Что думает Никлаус о Вудсе, единственном человеке, который может оспорить его статус величайшего гольфиста? Не питает ли он втайне надежды на то, что его соотечественник, выигравший 12 крупнейших мировых турниров, вдруг остановится и позволит рекорду Никлауса 18 турниров остаться непревзойденным? Хотя ранее Никлаус заявлял, что рекорды на то и существуют, чтобы их били, он признает, что инстинктивно испытывает настороженность по отношению к претенденту на его трон.
«Конечно, я предпочел бы, чтобы мой рекорд остался нетронутым, – сказал он, вдруг став похожим скорее на грозного гризли, чем на Золотого медведя[35]. – Я не праздную, когда Тайгер записывает очередную победу на свой счет». Как считают и многие другие великие спортсмены, включая и Стюарта, пугающий соперников инстинкт состязательности Никлауса может сравниться только с его искренностью.
2 июля 2007 года
В жизни Мартины Навратиловой было так много проб и ошибок, так много несправедливостей и жестокостей, радикальных перемен и личных трансформаций, что представляется вполне естественным рассматривать судьбу этой спортсменки как перманентный революционный процесс. Каждый год – новая философская концепция, каждый месяц – новый вызов, каждый день – потенциальный жизненный водораздел.
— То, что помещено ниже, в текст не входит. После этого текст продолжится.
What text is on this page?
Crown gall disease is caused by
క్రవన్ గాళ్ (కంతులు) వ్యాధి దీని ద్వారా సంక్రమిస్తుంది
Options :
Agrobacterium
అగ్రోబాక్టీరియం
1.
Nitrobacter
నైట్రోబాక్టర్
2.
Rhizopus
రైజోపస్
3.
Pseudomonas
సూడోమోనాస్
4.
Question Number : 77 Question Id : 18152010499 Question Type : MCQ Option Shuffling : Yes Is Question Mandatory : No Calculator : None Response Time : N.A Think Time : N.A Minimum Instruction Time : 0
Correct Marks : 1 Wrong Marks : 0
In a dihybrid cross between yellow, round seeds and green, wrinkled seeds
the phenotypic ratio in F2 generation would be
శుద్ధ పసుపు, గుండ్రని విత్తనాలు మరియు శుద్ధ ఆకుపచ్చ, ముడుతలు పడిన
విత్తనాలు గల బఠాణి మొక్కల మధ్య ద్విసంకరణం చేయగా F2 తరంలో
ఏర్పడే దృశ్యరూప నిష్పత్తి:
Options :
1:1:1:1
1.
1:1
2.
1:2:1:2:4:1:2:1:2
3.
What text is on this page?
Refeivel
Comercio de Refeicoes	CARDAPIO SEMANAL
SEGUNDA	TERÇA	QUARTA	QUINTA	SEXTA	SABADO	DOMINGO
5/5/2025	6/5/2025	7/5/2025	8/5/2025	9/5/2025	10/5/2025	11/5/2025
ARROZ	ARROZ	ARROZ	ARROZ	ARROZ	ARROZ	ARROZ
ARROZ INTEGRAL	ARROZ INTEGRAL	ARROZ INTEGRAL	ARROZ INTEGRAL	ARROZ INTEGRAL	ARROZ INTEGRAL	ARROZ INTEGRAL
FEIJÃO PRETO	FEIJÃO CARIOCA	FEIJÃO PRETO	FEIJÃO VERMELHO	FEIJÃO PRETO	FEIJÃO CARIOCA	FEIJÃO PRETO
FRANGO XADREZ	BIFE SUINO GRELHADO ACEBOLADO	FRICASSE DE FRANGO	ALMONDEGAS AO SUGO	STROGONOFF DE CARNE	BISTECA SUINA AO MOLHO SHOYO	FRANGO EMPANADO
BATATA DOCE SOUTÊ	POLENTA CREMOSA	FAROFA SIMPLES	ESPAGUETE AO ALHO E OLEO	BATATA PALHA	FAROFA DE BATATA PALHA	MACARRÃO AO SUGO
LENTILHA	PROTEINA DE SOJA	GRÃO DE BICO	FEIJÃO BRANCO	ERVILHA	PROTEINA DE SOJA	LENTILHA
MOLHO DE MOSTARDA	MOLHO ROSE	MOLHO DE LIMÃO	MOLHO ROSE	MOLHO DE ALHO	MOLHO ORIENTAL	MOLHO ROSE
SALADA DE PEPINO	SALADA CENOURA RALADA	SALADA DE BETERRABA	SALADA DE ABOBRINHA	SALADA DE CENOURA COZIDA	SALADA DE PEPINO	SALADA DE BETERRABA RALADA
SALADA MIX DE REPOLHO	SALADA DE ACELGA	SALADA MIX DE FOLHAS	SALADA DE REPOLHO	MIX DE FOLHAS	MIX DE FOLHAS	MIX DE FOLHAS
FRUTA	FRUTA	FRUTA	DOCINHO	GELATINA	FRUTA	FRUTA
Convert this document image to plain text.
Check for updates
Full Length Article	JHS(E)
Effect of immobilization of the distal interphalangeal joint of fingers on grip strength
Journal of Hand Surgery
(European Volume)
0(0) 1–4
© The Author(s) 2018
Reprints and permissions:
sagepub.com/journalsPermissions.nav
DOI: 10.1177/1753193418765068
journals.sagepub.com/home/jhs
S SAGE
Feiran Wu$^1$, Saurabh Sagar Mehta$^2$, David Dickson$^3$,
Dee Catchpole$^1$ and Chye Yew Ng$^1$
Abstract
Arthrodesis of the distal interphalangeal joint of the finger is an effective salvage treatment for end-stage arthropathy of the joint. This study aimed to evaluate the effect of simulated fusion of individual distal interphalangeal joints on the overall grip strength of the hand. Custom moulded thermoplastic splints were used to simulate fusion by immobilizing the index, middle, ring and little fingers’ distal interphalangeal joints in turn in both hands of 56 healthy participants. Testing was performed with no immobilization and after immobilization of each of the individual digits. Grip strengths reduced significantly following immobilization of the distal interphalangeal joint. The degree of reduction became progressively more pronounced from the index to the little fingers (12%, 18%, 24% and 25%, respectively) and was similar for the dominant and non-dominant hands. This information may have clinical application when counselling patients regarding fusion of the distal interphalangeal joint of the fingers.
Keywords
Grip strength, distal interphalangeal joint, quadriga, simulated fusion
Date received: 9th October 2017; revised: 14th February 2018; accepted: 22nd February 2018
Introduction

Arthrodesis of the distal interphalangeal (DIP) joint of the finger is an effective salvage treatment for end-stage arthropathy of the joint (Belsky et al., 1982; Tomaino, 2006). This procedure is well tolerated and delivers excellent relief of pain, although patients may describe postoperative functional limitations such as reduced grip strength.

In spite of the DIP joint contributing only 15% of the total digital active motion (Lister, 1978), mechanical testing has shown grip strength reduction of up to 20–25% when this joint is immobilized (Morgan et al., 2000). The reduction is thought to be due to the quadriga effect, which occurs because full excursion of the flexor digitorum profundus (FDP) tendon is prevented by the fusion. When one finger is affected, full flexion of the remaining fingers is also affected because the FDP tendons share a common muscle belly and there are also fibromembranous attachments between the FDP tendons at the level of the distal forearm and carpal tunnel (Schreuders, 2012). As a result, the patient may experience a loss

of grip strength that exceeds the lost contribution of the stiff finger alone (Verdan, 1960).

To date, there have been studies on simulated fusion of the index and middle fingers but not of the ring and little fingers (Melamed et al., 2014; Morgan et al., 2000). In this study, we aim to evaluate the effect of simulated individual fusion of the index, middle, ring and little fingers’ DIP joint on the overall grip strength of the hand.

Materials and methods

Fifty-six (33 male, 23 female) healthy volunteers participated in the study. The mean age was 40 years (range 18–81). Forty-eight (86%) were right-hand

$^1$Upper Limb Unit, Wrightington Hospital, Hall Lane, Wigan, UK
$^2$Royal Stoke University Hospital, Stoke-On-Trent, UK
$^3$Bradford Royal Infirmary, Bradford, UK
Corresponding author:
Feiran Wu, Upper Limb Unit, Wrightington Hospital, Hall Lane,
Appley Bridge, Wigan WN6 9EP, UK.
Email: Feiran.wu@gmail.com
Таков и один из летних дней 1975 года, когда 18-летняя Навратилова идет по берегу реки Бероунки в ее родном городе Ржевнице рядом с приемным отцом, с глазами, полными слез, и сердцем, трепещущим от страха. Ее расцветающая карьера находится под угрозой, исходящей от Теннисной ассоциации Чехословакии, контролируемой коммунистическими властями страны, и она мучительно размышляет над вопросом о том, остаться ли ей в Америке на предстоящем Открытом первенстве США.